*Joacir Rufino de Aquino
Ao longo do processo de formação da economia brasileira a grande propriedade baseada no trabalho assalariado despontou como modelo politicamente reconhecido. Foi ela também quem recebeu os maiores estímulos da política agrícola baseada no crédito rural farto e barato que, a partir da segunda metade dos anos 1960, procurou modernizá-la e assegurar sua reprodução social. Em contrapartida, o maior segmento da população rural do país, formado pelos produtores que trabalham com suas famílias, ficou à margem dos benefícios oferecidos pelas políticas governamentais de financiamento, comercialização agrícola, assistência técnica, entre outras tantas.
De fato, até o início da década de 1990 não havia nenhum tipo de política pública específica, com abrangência nacional, voltada para o financiamento do segmento social formado pelos produtores familiares no Brasil. Na realidade, não existia o próprio conceito de agricultura familiar. Conforme argumenta o professor Walter Belik, da UNICAMP, os agricultores familiares eram considerados mini-produtores para efeito de enquadramento no Manual de Crédito Rural (MCR). Com isso, além de disputarem o crédito com as demais categorias, eles eram obrigados a seguir a mesma rotina bancária para obter um empréstimo que tinha o perfil voltado para o grande produtor.
A realidade retratada nos parágrafos anteriores começou a mudar parcialmente a partir da criação do Programa Nacional de Fortalecimento da Agricultura Familiar (PRONAF), instituído através do Decreto Presidencial n.º 1.946, de 28 de junho de 1996, com a finalidade de apoiar o desenvolvimento rural, tendo como fundamento o fortalecimento da agricultura familiar como segmento gerador de emprego e renda, “de modo a estabelecer um novo padrão de desenvolvimento sustentável que vise ao alcance de níveis de satisfação e bem-estar de agricultores e consumidores, no que se refere às questões econômicas, sociais e ambientais, produzindo um novo modelo agrícola nacional” (BRASIL/MAA, 1996, p. 11).
No decorrer de seus primeiros 18 anos de vida, tal política reduziu as taxas de juros, alargou os prazos de pagamentos dos empréstimos e ampliou suas linhas de ação. Como resultado, somente no período compreendido entre 1996 e 2012, foram realizadas mais de 21 milhões de operações de crédito nas áreas de custeio e de investimento agropecuários. O volume de dinheiro emprestado através dessa modalidade de financiamento, por sua vez, superou a marca dos R$ 100 bilhões no mesmo intervalo de tempo, contribuindo para melhorar as condições produtivas de milhares de produtores em praticamente todos os municípios do país.

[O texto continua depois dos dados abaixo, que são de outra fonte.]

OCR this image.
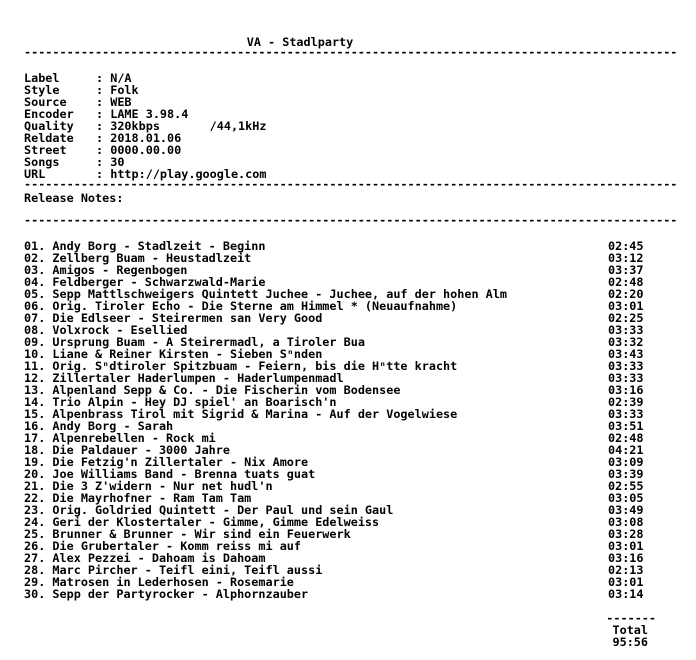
VA - Stadlparty
--------------------------------------------------------------------------------------------
Label	: N/A
Style	: Folk
Source : WEB
Encoder : LAME 3.98.4
Quality : 320kbps       /44,1kHz
Reldate : 2018.01.06
Street : 0000.00.00
Songs	: 30
URL	: http://play.google.com
--------------------------------------------------------------------------------------------
Release Notes:
--------------------------------------------------------------------------------------------
01. Andy Borg - Stadlzeit - Beginn	02:45
02. Zellberg Buam - Heustadlzeit	03:12
03. Amigos - Regenbogen	03:37
04. Feldberger - Schwarzwald-Marie	02:48
05. Sepp Mattlschweigers Quintett Juchee - Juchee, auf der hohen Alm	02:20
06. Orig. Tiroler Echo - Die Sterne am Himmel * (Neuaufnahme)	03:01
07. Die Edlseer - Steirermen san Very Good	02:25
08. Volxrock - Esellied	03:33
09. Ursprung Buam - A Steirermadl, a Tiroler Bua	03:32
10. Liane & Reiner Kirsten - Sieben Sⁿnden	03:43
11. Orig. Sⁿdtiroler Spitzbuam - Feiern, bis die Hⁿtte kracht	03:33
12. Zillertaler Haderlumpen - Haderlumpenmadl	03:33
13. Alpenland Sepp & Co. - Die Fischerin vom Bodensee	03:16
14. Trio Alpin - Hey DJ spiel' an Boarisch'n	02:39
15. Alpenbrass Tirol mit Sigrid & Marina - Auf der Vogelwiese	03:33
16. Andy Borg - Sarah	03:51
17. Alpenrebellen - Rock mi	02:48
18. Die Paldauer - 3000 Jahre	04:21
19. Die Fetzig'n Zillertaler - Nix Amore	03:09
20. Joe Williams Band - Brenna tuats guat	03:39
21. Die 3 Z'widern - Nur net hudl'n	02:55
22. Die Mayrhofner - Ram Tam Tam	03:05
23. Orig. Goldried Quintett - Der Paul und sein Gaul	03:49
24. Geri der Klostertaler - Gimme, Gimme Edelweiss	03:08
25. Brunner & Brunner - Wir sind ein Feuerwerk	03:28
26. Die Grubertaler - Komm reiss mi auf	03:01
27. Alex Pezzei - Dahoam is Dahoam	03:16
28. Marc Pircher - Teifl eini, Teifl aussi	02:13
29. Matrosen in Lederhosen - Rosemarie	03:01
30. Sepp der Partyrocker - Alphornzauber	03:14
-------
Total
95:56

Os números apresentados mostram uma realidade bem otimista, diferente de anos atrás. Todavia, apesar de seus avanços reais e simbólicos, o modelo de distribuição dos recursos do PRONAF ainda está distante de ser o ideal. De acordo com dados do Branco Central (BACEN), do montante de dinheiro aplicado nos 16 anos iniciais do programa, algo em torno de 72% foi carreado para as regiões Sul e Sudeste. Já a região Nordeste, que abriga em seu território metade dos 4,3 milhões de estabelecimentos familiares do país, obteve apenas 15% dos recursos desembolsados no período.
Quanto à distribuição por tipo de produtor, a situação também não é boa. Isso porque os agricultores pobres do chamado Grupo B e os assentados da reforma agrária ocupam uma posição marginal na divisão do crédito ofertado em condições especiais. Registre-se que o quadro apresentado se agravou com a elevação recente do limite de renda de enquadramento dos beneficiários para R$ 360 mil, que “abriu as portas” do programa para os agricultores mais capitalizados, os quais têm acessado a maior parte dos recursos disponibilizados anualmente. Esta característica é especialmente preocupante, pois sinaliza um distanciamento do programa de seu objetivo estratégico básico que é reduzir a desigualdade social no campo.

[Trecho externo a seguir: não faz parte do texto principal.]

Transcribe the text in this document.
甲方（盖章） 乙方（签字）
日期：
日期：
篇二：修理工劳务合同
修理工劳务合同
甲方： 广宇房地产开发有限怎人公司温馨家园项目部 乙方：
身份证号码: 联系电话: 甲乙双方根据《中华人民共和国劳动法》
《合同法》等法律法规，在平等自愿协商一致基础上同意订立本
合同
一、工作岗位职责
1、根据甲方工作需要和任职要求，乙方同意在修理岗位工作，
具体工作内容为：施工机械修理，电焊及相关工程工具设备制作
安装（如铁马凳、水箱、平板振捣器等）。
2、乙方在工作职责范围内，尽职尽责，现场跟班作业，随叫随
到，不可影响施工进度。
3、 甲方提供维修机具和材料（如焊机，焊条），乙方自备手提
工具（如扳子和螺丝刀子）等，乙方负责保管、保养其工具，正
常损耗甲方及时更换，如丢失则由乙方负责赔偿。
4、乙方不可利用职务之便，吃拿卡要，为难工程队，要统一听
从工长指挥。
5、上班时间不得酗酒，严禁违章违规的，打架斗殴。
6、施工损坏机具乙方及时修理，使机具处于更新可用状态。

Outro conjunto de críticas dirigidas ao PRONAF durante sua adolescência refere-se à timidez das mudanças que a aplicação dos seus recursos tem provocado nas estruturas produtivas do setor rural. Se, no Nordeste, que é a região mais pobre do Brasil, o programa não tem contribuído efetivamente no sentido de promover a diversificação econômica e disseminar tecnologias alternativas de convivência com o clima semiárido, nos estados da região Sul, onde se concentram os produtores familiares mais integrados ao mercado, a maior parte do crédito tem sido usada para reforçar o modelo tradicional de modernização tecnológica e a especialização produtiva em soja e milho. A reduzida diversificação das atividades financiadas deixa os “pronafianos” expostos à variabilidade climática e à volatilidade dos preços que caracteriza os mercados de insumos e commodities agrícolas.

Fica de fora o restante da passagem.